Okapi is an avant-rock duo that utilize upright bass, cello and voice for its compositions and performances. Their music is complex but also approachable, with lyrics that are thick, deep and somewhat inscrutable. They also have both black & white and color videos with lots of melting imagery and a cold European flavor. This is the part where I tell you they’re from East Germany, but to my great shock they’re actually based in Asheville, North Carolina! Their new album is titled Carousel (Part II) which you can guess is a follow-up to Carousel (Part 1).
Okapi regard themselves as “…a unique, intellectual, and valuable group whose work has a timeless quality. Our music is direct, confrontational and well-crafted, but also intimate and inviting. The ‘Carousel’ represents the environment around us that's created by external forces, which have the potential to shape us as individuals. To step off this moving carousel is to embark on a personal journey of confronting the true reality, as well as oneself.”
In another weird twist, Illinois native Scott Mitchell Gorski (vocals/upright bass) met Missouri native Lindsay Paige Miller (cello) through a Craigslist ad! Miller is a classically trained cellist but was looking for a direction beyond the music conservatory. Gorski, a self-taught bassist and singer, was seeking “new and inventive avenues outside of traditional music.” Together they wound up creating the art they wanted to experience themselves. Gorski’s lyrics are influenced by “existential philosophies, the growth of the individual, and environmental consciousness.” Recording and mixing was by Greg Norman at Chicago’s Electrical Audio, with mastering by Bob Weston at Chicago Mastering Service.
For myself, I found the music of Okapi to be immediately fresh and unusual, though there are antecedents. Some of their approach is similar to the classic 1980’s avant-garde groups The Motor Totemist Guild (recently reformed) and the 5 UU’s, as well as the more avant-classical leanings of indie superstar Amy Denio. To stretch it further, fans of Gentle Giant’s classical tendencies may find much of interest here.
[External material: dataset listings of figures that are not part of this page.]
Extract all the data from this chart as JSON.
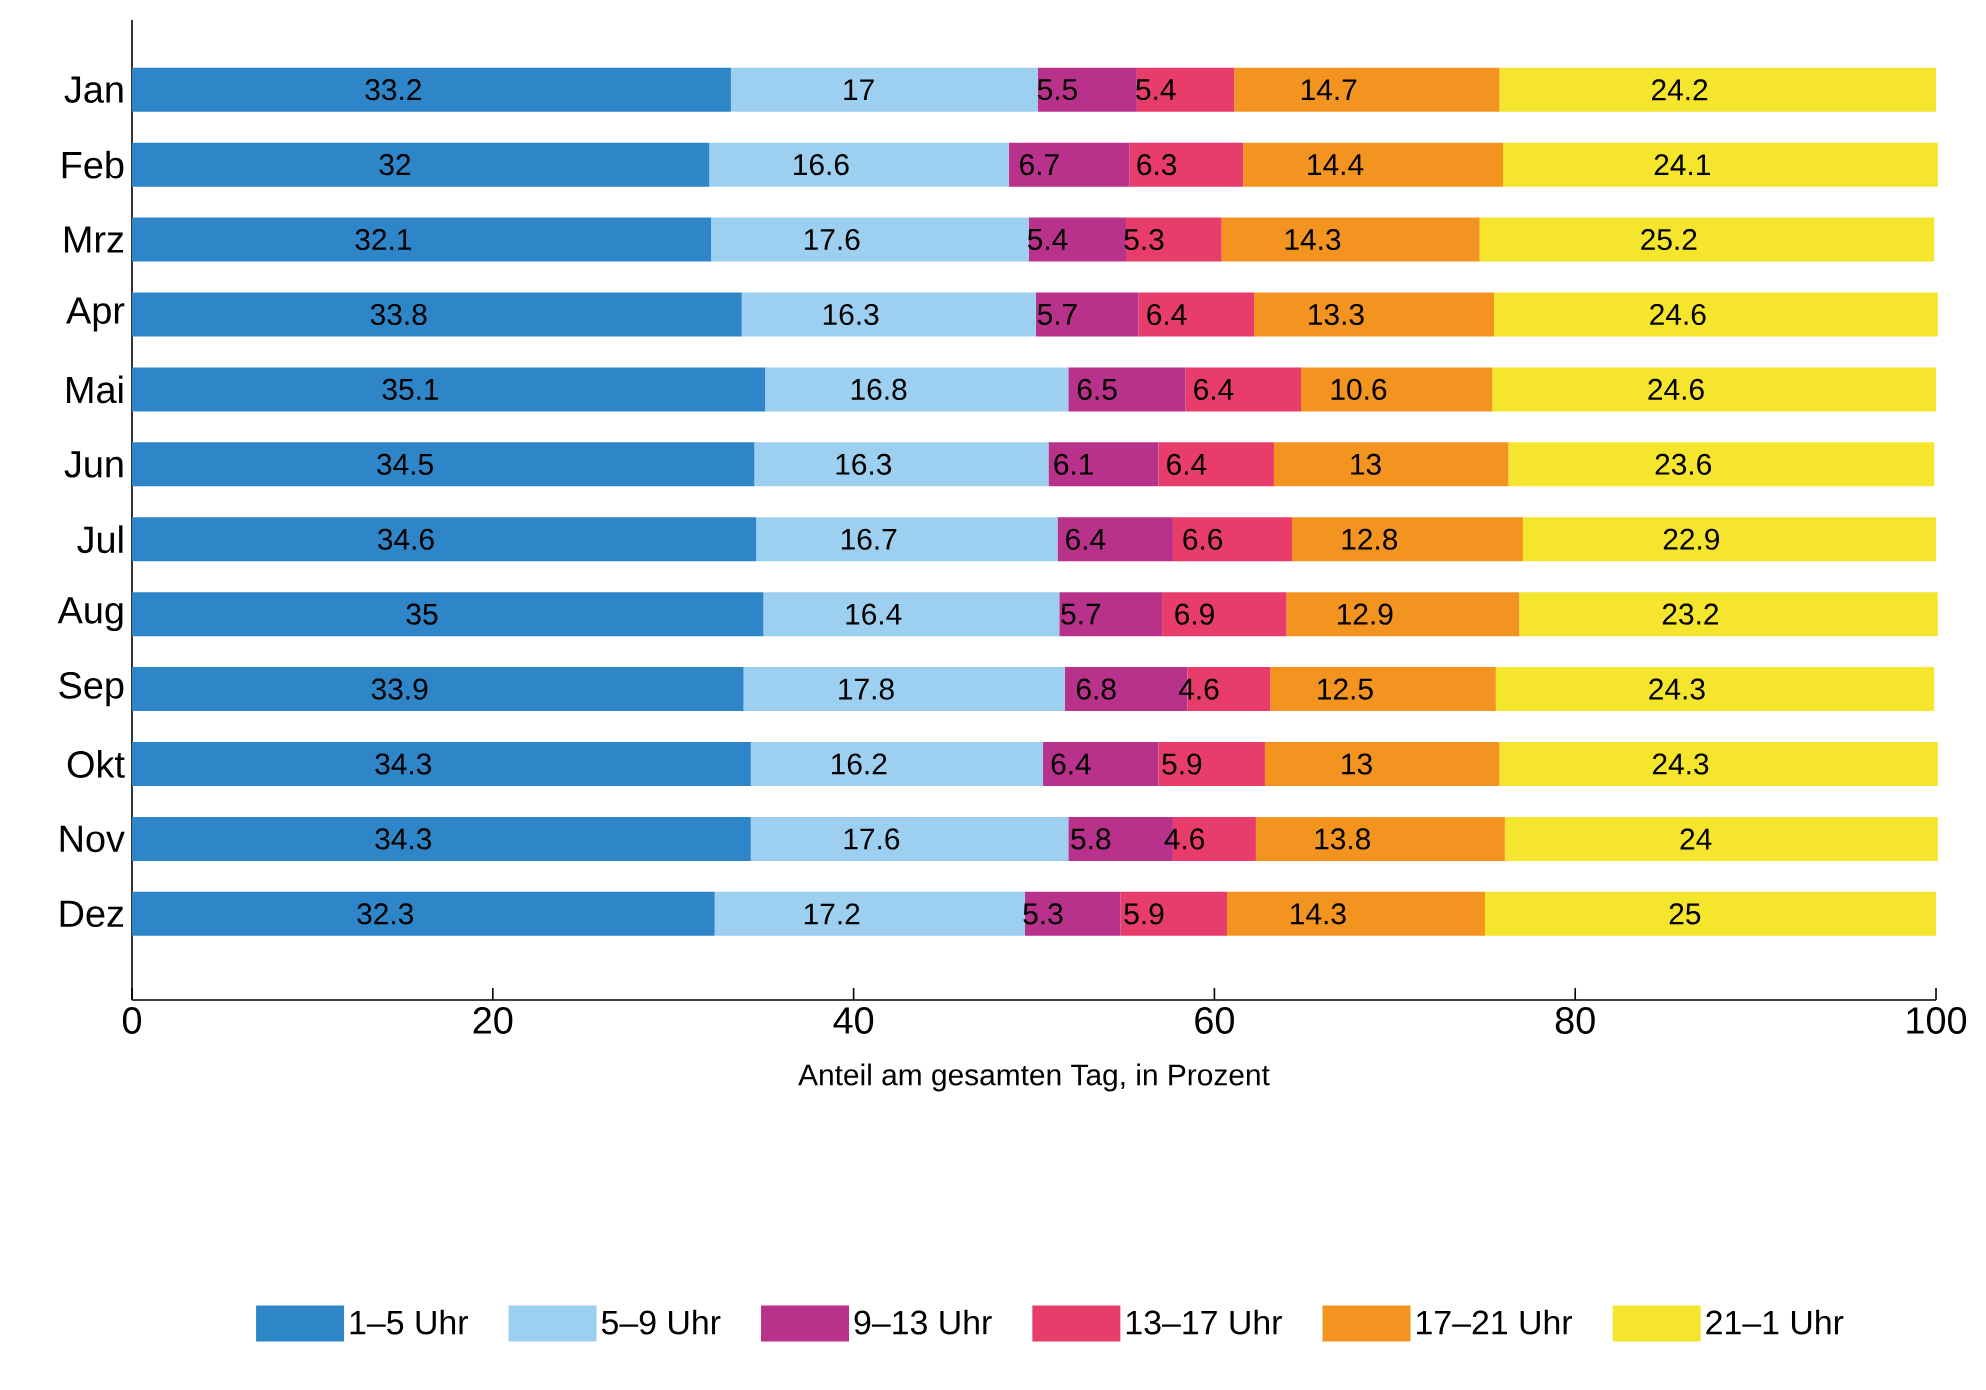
{
  "chart_data": {
    "type": "bar",
    "orientation": "horizontal",
    "stacked": true,
    "data_labels": true,
    "legend": "bottom",
    "xlabel": "Anteil am gesamten Tag, in Prozent",
    "categories": [
      "Jan",
      "Feb",
      "Mrz",
      "Apr",
      "Mai",
      "Jun",
      "Jul",
      "Aug",
      "Sep",
      "Okt",
      "Nov",
      "Dez"
    ],
    "xlim": [
      0,
      100
    ],
    "xticks": [
      0,
      20,
      40,
      60,
      80,
      100
    ],
    "series": [
      {
        "name": "1–5 Uhr",
        "color": "#2e86c8",
        "values": [
          33.2,
          32,
          32.1,
          33.8,
          35.1,
          34.5,
          34.6,
          35,
          33.9,
          34.3,
          34.3,
          32.3
        ]
      },
      {
        "name": "5–9 Uhr",
        "color": "#9dd0f0",
        "values": [
          17,
          16.6,
          17.6,
          16.3,
          16.8,
          16.3,
          16.7,
          16.4,
          17.8,
          16.2,
          17.6,
          17.2
        ]
      },
      {
        "name": "9–13 Uhr",
        "color": "#b8318a",
        "values": [
          5.5,
          6.7,
          5.4,
          5.7,
          6.5,
          6.1,
          6.4,
          5.7,
          6.8,
          6.4,
          5.8,
          5.3
        ]
      },
      {
        "name": "13–17 Uhr",
        "color": "#e83d6b",
        "values": [
          5.4,
          6.3,
          5.3,
          6.4,
          6.4,
          6.4,
          6.6,
          6.9,
          4.6,
          5.9,
          4.6,
          5.9
        ]
      },
      {
        "name": "17–21 Uhr",
        "color": "#f39320",
        "values": [
          14.7,
          14.4,
          14.3,
          13.3,
          10.6,
          13,
          12.8,
          12.9,
          12.5,
          13,
          13.8,
          14.3
        ]
      },
      {
        "name": "21–1 Uhr",
        "color": "#f5e52c",
        "values": [
          24.2,
          24.1,
          25.2,
          24.6,
          24.6,
          23.6,
          22.9,
          23.2,
          24.3,
          24.3,
          24,
          25
        ]
      }
    ]
  }
}
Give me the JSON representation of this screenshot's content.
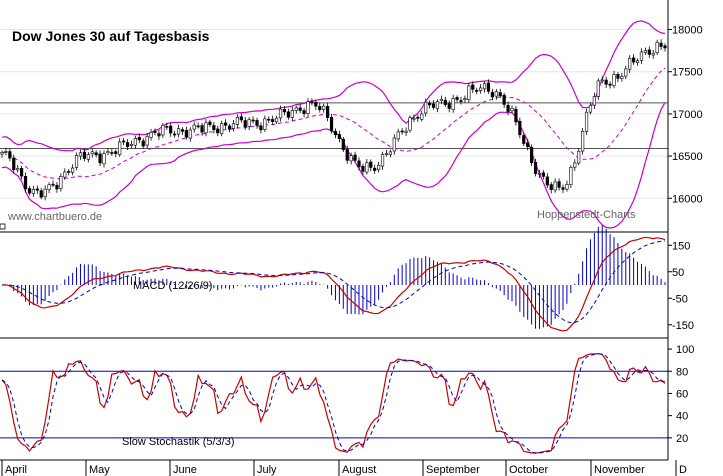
{
  "chart_data": [
    {
      "type": "candlestick",
      "title": "Dow Jones 30 auf Tagesbasis",
      "watermark": "www.chartbuero.de",
      "source_label": "Hoppenstedt-Charts",
      "ylim": [
        15600,
        18350
      ],
      "y_ticks": [
        16000,
        16500,
        17000,
        17500,
        18000
      ],
      "horizontal_lines": [
        17130,
        16590
      ],
      "x_months": [
        "April",
        "May",
        "June",
        "July",
        "August",
        "September",
        "October",
        "November",
        "D"
      ],
      "key_points": [
        {
          "date": "2014-04-01",
          "close": 16500
        },
        {
          "date": "2014-04-14",
          "close": 16050
        },
        {
          "date": "2014-05-01",
          "close": 16500
        },
        {
          "date": "2014-06-01",
          "close": 16800
        },
        {
          "date": "2014-07-01",
          "close": 16900
        },
        {
          "date": "2014-07-20",
          "close": 17100
        },
        {
          "date": "2014-08-07",
          "close": 16350
        },
        {
          "date": "2014-09-01",
          "close": 17100
        },
        {
          "date": "2014-09-20",
          "close": 17300
        },
        {
          "date": "2014-10-15",
          "close": 16100
        },
        {
          "date": "2014-11-01",
          "close": 17400
        },
        {
          "date": "2014-11-20",
          "close": 17800
        }
      ],
      "series": [
        {
          "role": "price",
          "color": "#000000"
        },
        {
          "role": "bollinger_upper",
          "color": "#cc00cc"
        },
        {
          "role": "bollinger_middle",
          "color": "#cc00cc"
        },
        {
          "role": "bollinger_lower",
          "color": "#cc00cc"
        }
      ]
    },
    {
      "type": "line",
      "label": "MACD (12/26/9)",
      "ylim": [
        -200,
        200
      ],
      "y_ticks": [
        150,
        50,
        -50,
        -150
      ],
      "series": [
        {
          "role": "macd",
          "color": "#cc0000"
        },
        {
          "role": "signal",
          "color": "#cc0000",
          "style": "dashed"
        },
        {
          "role": "histogram",
          "color": "#0000cc"
        }
      ]
    },
    {
      "type": "line",
      "label": "Slow Stochastik (5/3/3)",
      "ylim": [
        0,
        110
      ],
      "y_ticks": [
        100,
        80,
        60,
        40,
        20
      ],
      "reference_lines": [
        80,
        20
      ],
      "series": [
        {
          "role": "%K",
          "color": "#cc0000"
        },
        {
          "role": "%D",
          "color": "#0000cc",
          "style": "dashed"
        }
      ]
    }
  ]
}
“Carousel” begins the album showcasing one of the band’s favored techniques, which is tapping or hitting their instruments with their hands or striking their muted strings for various percussive effects, as can be seen in the video for this song. In fact, watching this group’s videos is a great way to more quickly grasp what’s going on musically, as the bass and cello are sometimes hard to separate in one’s mind at first. Regardless, once the music and vocals start, they rarely take a break. The melodies are esoteric and exotic, but sometimes lock into what is indisputably a rock groove, even if just for a few bars. The imagery is vivid, to wit: “Amongst ornamentations of our carousel / We all look out to see / Kaleidoscopic views beneath / The blurred but indiscreet.” The video for this track is quite striking, with carnival rides and eerie cutout silhouettes dancing around the flashing colors.
“Through the Teeth” starts on a more classical footing, with darkly gorgeous cello melodies. There’s a fine pizzicato section interspersed with almost stabbing strikes of the cello bow. Gorski again sing-speaks his lyrics in a voice that’s precise and insinuating without overwhelming the music. At about three-and-a-half minutes there’s a wonderful droning section that I could have listened to forever. Kudos to recordist Greg Norman for the clean resonance of both stringed instruments.
“The Hand” begins with more hand percussion, then creates a kind of Handmaid’s Tale of the mind. Creepy, but melodically inventive, especially the fast section at the very end. “The Ferryman” has no lyrics, but musically portrays an old, wise, solitary man who operates a ferry at a desolate river. Many of his riders tell him sins, secrets and dreams. The music evokes the sound and feel of the old man’s oar hitting the boat, the water splashing and the rush of soul catharsis from the riders.
“Mirror of Majesties” starts with riffs that sound like boogie-woogie, which are then overlaid with heavy-metal like cello melodies. Though the lyrics are typically dark, this track is probably the most accessible to new listeners, especially if you watch the amazing black & white video that intercuts performance footage with weaving machines, broken windows and insects. It’s almost like orchestral Metallica.
“Child Kingdom” reverts to the chamber-music sound of the group, with more unsettling lyrics: “Can you see beyond the trees? / Did you climb the highest peak? / Have you found comfort in the mirror that you chose to hold? / Do you see you, or those who froze? Who knows?” This track has a slow, gentle swing to the rhythms I really enjoyed. The concluding composition “Wild Animals” does indeed evoke wild animals groaning and whining on the tundra. An especially nice melody appears after the first two verses, with the music slowly becoming more strident as the vocals continue. As it happens, the animals appear to be a metaphor: “Are my wild animals now free / Or in their cage, by carousel decree? / If part of them is still awake / Will they know what's at stake?”
This is not an album you will “get” with a short click of a Spotify link, but with open ears and an open mind, you’ll encounter a new and striking kind of music that will surely reward your attention. I hope the “Carousel” that Okapi is on never slows down!